I learned, after my procedure, that my perinatologist had not told me the whole truth about my little girl. He had led us to believe that she would live a tortured life, but would absolutely live. He offered termination as an option for women who “couldn’t handle” a diagnosis like ours. We made our choice based on the information he gave us. Later, I found out that he was relieved that we had chosen termination because our daughter was likely never going to survive her birth. I told my OB, who was very supportive of me, that I never want to see that specialist again because he lied to me and pushed his Southern Baptist beliefs on me. She explained that he had actually wanted to suggest or advise me to terminate my pregnancy, but was afraid to do so. He feared that I was a crazed Bible-thumper who would ruin his career by spreading around that he had been promoting abortions. The man feared for his job.
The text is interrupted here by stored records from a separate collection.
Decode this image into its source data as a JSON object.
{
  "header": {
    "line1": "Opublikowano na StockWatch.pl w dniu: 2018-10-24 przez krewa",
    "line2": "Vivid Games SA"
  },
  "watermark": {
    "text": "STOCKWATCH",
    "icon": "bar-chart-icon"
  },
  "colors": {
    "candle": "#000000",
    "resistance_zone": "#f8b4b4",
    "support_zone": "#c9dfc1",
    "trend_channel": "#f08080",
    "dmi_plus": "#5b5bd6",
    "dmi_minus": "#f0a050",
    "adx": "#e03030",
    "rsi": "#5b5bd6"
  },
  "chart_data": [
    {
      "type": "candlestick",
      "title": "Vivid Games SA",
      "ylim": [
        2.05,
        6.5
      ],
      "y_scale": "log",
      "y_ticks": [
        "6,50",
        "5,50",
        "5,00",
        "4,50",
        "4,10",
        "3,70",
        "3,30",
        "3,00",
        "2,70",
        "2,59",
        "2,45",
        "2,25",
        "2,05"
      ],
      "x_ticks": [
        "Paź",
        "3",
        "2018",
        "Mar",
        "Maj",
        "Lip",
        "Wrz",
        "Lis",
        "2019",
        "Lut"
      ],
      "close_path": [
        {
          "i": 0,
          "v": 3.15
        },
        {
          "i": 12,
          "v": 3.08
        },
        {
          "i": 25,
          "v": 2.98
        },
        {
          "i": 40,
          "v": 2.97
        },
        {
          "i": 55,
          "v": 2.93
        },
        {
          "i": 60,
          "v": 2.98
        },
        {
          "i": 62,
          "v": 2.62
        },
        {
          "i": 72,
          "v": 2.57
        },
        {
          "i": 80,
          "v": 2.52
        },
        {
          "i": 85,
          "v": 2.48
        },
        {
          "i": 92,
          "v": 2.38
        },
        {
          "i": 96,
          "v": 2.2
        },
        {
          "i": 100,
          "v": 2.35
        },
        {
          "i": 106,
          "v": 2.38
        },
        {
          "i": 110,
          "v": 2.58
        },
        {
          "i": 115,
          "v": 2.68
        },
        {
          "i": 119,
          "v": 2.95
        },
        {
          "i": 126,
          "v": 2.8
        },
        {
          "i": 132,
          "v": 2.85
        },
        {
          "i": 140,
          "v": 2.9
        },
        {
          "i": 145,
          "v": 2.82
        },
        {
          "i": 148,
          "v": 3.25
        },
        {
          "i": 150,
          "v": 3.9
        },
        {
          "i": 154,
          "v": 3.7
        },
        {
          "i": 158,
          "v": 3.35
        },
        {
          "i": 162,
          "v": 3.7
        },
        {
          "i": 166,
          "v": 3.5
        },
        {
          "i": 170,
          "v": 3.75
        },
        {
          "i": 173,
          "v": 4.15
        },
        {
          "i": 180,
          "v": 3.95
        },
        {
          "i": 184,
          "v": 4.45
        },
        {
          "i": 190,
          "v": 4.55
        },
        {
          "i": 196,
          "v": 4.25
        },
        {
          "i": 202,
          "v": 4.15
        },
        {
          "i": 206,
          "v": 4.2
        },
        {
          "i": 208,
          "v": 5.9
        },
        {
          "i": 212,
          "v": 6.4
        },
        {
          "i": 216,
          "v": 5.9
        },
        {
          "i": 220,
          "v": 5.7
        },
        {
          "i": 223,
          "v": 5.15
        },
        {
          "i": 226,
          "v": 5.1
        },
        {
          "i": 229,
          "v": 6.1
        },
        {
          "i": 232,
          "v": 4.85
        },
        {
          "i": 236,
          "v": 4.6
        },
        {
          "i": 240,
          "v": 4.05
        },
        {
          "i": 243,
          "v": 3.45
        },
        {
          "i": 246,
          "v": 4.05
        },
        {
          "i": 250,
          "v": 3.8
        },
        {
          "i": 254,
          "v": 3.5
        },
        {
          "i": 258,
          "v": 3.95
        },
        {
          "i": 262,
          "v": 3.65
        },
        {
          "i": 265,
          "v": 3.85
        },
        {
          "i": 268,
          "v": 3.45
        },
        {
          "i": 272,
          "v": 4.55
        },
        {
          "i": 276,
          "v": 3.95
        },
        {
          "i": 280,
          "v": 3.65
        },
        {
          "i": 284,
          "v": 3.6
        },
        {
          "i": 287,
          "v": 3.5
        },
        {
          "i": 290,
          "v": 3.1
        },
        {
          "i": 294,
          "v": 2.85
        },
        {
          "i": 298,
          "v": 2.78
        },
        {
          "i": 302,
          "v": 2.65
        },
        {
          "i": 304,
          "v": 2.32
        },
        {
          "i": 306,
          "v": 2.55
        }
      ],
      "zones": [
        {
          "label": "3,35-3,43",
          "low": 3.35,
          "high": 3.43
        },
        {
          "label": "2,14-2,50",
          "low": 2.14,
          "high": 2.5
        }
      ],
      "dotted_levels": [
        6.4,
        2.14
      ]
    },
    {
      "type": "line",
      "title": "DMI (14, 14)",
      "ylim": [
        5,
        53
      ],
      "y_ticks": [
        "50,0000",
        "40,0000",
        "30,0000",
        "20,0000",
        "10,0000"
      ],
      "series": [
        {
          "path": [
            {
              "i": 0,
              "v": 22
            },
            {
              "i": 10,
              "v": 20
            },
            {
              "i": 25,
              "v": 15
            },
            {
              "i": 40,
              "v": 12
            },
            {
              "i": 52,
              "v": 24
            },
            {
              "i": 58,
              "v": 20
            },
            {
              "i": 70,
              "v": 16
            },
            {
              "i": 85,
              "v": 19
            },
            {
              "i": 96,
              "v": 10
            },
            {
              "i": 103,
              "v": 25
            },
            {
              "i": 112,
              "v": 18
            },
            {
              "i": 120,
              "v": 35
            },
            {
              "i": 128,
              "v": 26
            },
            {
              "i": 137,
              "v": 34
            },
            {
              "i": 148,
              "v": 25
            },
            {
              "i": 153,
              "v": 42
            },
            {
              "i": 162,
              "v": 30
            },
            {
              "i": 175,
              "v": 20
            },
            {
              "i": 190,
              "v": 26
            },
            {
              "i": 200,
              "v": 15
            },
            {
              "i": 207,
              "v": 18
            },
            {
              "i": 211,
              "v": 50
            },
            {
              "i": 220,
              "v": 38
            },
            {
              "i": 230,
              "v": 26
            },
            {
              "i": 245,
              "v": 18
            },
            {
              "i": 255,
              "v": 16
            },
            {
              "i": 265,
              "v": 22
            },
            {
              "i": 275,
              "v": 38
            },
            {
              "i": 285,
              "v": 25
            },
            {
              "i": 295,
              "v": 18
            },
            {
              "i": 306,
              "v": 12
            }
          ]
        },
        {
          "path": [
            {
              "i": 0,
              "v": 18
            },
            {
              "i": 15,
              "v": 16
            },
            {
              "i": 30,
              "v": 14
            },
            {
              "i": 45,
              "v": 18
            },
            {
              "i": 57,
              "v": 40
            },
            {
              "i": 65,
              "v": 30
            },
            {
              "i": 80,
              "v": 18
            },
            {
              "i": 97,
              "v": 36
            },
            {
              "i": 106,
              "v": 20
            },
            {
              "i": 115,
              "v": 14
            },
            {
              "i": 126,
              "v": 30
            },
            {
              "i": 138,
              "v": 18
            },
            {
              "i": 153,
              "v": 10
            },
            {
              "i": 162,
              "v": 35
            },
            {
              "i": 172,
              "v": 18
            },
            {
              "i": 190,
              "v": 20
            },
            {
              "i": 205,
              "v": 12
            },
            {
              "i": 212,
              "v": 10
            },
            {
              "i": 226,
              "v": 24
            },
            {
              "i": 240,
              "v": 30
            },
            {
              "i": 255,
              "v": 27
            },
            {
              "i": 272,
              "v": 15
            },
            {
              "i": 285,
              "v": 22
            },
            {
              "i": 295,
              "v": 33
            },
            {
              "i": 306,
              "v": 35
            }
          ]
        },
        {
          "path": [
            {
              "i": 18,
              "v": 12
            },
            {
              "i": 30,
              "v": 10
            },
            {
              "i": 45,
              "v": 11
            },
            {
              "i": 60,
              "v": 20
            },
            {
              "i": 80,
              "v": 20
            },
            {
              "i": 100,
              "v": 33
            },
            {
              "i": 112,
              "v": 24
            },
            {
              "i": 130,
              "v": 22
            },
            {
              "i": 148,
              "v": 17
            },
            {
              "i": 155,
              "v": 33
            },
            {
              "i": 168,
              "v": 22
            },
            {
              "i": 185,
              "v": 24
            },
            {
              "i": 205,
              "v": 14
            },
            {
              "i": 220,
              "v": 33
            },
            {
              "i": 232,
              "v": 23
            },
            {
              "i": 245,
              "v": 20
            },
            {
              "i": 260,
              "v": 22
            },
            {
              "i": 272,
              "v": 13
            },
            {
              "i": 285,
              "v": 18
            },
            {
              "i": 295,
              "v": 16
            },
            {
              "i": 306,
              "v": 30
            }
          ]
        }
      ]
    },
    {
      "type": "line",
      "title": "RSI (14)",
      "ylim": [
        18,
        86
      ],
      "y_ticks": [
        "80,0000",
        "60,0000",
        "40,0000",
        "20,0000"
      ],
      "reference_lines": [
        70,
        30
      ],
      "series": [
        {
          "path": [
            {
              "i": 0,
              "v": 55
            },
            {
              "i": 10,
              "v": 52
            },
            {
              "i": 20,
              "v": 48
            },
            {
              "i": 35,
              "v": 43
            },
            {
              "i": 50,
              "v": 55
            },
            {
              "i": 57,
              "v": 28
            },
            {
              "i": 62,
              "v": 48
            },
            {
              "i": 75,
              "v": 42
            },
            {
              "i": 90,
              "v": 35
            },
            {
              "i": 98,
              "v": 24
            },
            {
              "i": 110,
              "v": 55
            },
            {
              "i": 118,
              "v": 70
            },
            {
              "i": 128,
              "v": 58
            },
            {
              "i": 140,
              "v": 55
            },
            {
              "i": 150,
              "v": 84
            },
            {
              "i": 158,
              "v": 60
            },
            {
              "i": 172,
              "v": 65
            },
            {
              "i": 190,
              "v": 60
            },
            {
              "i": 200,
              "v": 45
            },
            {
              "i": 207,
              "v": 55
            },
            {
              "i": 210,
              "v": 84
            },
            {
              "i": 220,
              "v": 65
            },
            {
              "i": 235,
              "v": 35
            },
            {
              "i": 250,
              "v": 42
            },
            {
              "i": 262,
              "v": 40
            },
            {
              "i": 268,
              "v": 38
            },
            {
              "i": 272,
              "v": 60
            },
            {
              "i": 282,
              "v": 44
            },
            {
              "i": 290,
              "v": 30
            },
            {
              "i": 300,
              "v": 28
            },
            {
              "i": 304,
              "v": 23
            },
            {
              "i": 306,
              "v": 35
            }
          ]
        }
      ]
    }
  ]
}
So, this is my punishment for living in a red state (even though the military chose this location for us). I had a doctor who couldn’t have a candid discussion with me about my options because he wanted to protect his career. The anti-choice movement has impeded his ability to tell his patients the entire truth; in other words, someone else’s nose was in my medical business. What if I had decided to keep her? What if I had decided she was going to be our only child and I was going to dedicate my life to taking care of her, only to have her die at birth? How would I feel then? I know how I would feel. I would’ve felt like I had been selfish to allow her to go full term only so she could really feel the agony of her death. That was an unacceptable choice that I was almost tricked into making.

I still feel isolated by my choice, but not trapped by it. I know that most people in my state would not agree with our decision no matter the circumstances. I feel it’s unfair that I’ve been pushed into hiding.

But I am okay. If there is a judgement day for me and I am punished for my decision, then God is cruel. I have a hard time accepting that to be the case, though, because God (if he exists) to me is compassionate and forgiving. I know I’m a good person and I don’t deserve to be shunned or lied to for the sake of someone else’s beliefs. What matters is that my daughter never suffered and I’d like to think she can hear me when I tell her I love her.

P.S.- I can’t wait to get the hell out of this state!